In support of this reason affidavits were filed on the part of the plaintiffs, and counter affidavits in explanation on the part of defendants, by which it appears that some 'of. the jurors understood that when the court finished its charge to them it gave them a short recess, as it had frequently done before during the progress of the trial. Under this impression, two of them went down stairs to the back door of the court-house, and immediately returned; said nothing to any person, and no person said anything to them; one of the jurors went out of the court-house and went to a saloon and drank a glass of beer; while there was asked what was his hurry ? He answered that he was on the jury, and had to hurry back, and immediately returned to the jury room, which was all that was. said by or to him, or done by him while absent. The jurors were all in the jury room and in charge of the bailiff *190within four minutes after the court had finished its charge to-them, where they remained in charge of the bailiff until the verdict was completed.
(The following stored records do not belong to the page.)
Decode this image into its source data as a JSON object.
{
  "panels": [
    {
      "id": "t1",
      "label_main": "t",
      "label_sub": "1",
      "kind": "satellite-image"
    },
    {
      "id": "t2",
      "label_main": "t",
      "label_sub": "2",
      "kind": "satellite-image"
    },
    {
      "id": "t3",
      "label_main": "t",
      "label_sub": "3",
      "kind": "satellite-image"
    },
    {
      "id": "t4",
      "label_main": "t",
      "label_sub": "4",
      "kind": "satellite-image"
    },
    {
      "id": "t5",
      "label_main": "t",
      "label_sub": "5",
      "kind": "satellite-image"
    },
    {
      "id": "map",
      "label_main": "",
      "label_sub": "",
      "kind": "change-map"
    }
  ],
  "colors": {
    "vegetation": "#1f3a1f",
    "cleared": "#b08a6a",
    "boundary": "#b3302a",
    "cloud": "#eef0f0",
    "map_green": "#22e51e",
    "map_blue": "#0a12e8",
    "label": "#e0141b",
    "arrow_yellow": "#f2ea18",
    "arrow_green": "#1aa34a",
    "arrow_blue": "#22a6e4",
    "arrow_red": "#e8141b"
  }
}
The evidence shows that no attempt was made by any person to tamper with either of the jurors while absent, and that the one who had taken a glass of beer was not perceivably intoxicated thereby, nor in the least disqualified from discharging his duties as a juror in the case.

This was not a sufficient irregularity to require the verdict to be set aside and a new trial granted. Pratt v. State, 56 Ind. 179; Barlow v. State, 2 Blackf. 114; Porter v. State, 2 Ind. 435; Stutsman v. Barringer, 16 Ind. 363; Creek v. State, 24 Ind. 151. The misconduct of a juror, in order to be sufficient to justify the granting of a new trial, must be gross, and must have resulted in probable injury to the complaining party. Harrison v. Price, 22 Ind. 165; Whelchell v. State, 23 Ind. 89; Medler v. State, ex rel. Dunn, 26 Ind. 171.

The motion having been submitted to the court upon the affidavits on both sides, and decided by the court in favor of appellees, we think the evidence sustained the decision of the court, and that there was no error in overruling the motion.

The judgment of the court below ought to be affirmed.

Per Curiam. — It is therefore ordered, upon the foregoing opinion, that the judgment of the court below be and it is in. all things affirmed, with costs.